COVID-19 (SARS-CoV-2) Infection in Pregnancy: A Systematic Review.Gynecol Obstet Invest. 2020; 85(4):295-306.GO
To review published studies related to the association of severe acute respiratory syndrome coronavirus 2 (SARS-CoV-2) infections with pregnancy, foetal, and neonatal outcomes during coronavirus disease 2019 (COVID-19) pandemic in a systematic manner.
A comprehensive electronic search was done through PubMed, Scopus, Medline, Cochrane database, and Google Scholar from December 01, 2019, to May 22, 2020, along with the reference list of all included studies. All cohort studies that reported on outcomes of COVID-19 during pregnancy were included. Qualitative assessment of included studies was performed using the Newcastle-Ottawa scale.
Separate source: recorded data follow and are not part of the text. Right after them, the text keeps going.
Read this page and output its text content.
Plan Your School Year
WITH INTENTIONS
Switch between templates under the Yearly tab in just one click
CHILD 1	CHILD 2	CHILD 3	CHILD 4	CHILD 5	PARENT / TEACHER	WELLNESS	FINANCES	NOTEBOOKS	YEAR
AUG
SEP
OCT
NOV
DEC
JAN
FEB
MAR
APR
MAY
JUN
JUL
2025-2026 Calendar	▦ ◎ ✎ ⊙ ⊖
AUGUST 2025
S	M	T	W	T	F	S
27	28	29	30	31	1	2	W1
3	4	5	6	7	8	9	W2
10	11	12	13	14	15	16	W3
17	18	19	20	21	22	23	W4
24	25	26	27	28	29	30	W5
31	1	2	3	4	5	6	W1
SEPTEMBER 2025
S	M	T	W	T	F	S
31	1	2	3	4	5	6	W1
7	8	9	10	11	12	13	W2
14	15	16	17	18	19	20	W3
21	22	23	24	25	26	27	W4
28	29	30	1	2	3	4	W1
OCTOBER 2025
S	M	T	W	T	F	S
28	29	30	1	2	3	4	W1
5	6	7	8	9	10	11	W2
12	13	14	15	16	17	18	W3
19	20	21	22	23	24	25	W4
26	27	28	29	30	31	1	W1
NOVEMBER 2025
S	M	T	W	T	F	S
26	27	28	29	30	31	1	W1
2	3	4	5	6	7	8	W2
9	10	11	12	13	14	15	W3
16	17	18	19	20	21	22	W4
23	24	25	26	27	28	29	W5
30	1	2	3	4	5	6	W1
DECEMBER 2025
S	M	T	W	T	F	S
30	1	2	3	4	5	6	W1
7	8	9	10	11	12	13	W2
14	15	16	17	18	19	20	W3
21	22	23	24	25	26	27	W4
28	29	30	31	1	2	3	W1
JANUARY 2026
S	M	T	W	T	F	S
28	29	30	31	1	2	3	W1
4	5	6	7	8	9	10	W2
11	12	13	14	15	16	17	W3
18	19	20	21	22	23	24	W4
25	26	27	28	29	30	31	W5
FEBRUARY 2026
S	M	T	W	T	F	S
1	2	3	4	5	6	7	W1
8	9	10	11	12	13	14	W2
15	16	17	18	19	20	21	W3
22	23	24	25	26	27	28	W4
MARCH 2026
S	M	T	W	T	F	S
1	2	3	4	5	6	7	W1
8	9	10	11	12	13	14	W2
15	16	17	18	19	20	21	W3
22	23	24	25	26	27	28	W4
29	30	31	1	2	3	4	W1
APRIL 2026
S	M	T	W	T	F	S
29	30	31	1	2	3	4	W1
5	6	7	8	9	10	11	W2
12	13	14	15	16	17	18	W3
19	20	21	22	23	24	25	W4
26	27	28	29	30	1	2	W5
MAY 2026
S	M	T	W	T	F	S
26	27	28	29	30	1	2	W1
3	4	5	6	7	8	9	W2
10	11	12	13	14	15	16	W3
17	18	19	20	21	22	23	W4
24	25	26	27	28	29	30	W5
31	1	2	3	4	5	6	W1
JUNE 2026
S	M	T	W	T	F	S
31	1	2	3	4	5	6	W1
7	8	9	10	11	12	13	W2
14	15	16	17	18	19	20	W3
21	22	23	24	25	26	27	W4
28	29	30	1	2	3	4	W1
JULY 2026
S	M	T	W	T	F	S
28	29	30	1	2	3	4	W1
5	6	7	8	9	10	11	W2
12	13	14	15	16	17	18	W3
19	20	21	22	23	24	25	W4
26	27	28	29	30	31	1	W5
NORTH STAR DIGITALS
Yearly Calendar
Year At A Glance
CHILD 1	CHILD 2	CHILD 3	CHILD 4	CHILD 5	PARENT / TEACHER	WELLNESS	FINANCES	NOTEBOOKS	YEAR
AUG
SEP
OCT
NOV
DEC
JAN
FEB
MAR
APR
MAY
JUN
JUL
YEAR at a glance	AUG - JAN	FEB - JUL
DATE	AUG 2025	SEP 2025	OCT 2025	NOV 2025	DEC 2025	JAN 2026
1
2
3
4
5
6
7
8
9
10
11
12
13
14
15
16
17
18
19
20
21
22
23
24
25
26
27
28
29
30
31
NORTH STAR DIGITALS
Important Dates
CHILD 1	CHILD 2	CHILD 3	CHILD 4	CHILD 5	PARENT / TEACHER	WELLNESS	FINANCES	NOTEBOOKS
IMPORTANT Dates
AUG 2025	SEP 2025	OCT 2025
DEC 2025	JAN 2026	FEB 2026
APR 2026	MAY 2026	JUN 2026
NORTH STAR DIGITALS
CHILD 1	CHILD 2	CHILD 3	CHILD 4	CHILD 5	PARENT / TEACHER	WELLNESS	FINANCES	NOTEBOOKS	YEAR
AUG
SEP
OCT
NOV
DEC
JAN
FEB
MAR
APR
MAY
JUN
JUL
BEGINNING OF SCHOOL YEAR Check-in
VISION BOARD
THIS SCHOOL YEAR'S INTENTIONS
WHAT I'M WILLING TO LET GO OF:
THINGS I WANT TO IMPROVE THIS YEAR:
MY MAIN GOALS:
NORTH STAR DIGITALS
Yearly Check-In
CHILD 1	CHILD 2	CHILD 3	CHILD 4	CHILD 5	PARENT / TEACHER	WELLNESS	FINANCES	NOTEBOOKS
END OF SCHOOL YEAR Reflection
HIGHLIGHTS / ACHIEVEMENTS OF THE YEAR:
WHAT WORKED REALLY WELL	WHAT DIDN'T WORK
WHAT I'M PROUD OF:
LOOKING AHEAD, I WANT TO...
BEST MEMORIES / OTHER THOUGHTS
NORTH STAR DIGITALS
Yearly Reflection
Upon admission, most pregnant women underwent a low-dose radiation CT scan; the reports of which included unilateral/bilateral pneumonia in most patients. A marked lymphopenia was also noted in many patients with COVID-19. 513 titles were screened, and 22 studies were included, which identified 156 pregnant women with COVID-19 and 108 neonatal outcomes. The most common maternal/foetal complications included intrauterine/foetal distress (14%) and premature rupture of membranes (8%). The neonatal clinical manifestations of COVID-19 commonly included shortness of breath (6%), gastrointestinal symptoms (4%), and fever (3%).
COVID-19 infection in pregnancy leads to increased risk in pregnancy complications such as preterm birth, PPROM, and may possibly lead to maternal death in rare cases. There is no evidence to support vertical transmission of SARS-CoV-2 infection to the unborn child. Due to a paucity of inconsistent data regarding the impact of COVID-19 on the newborn, caution should be undertaken to further investigate and monitor possible infection in the neonates born to COVID-19-infected mothers.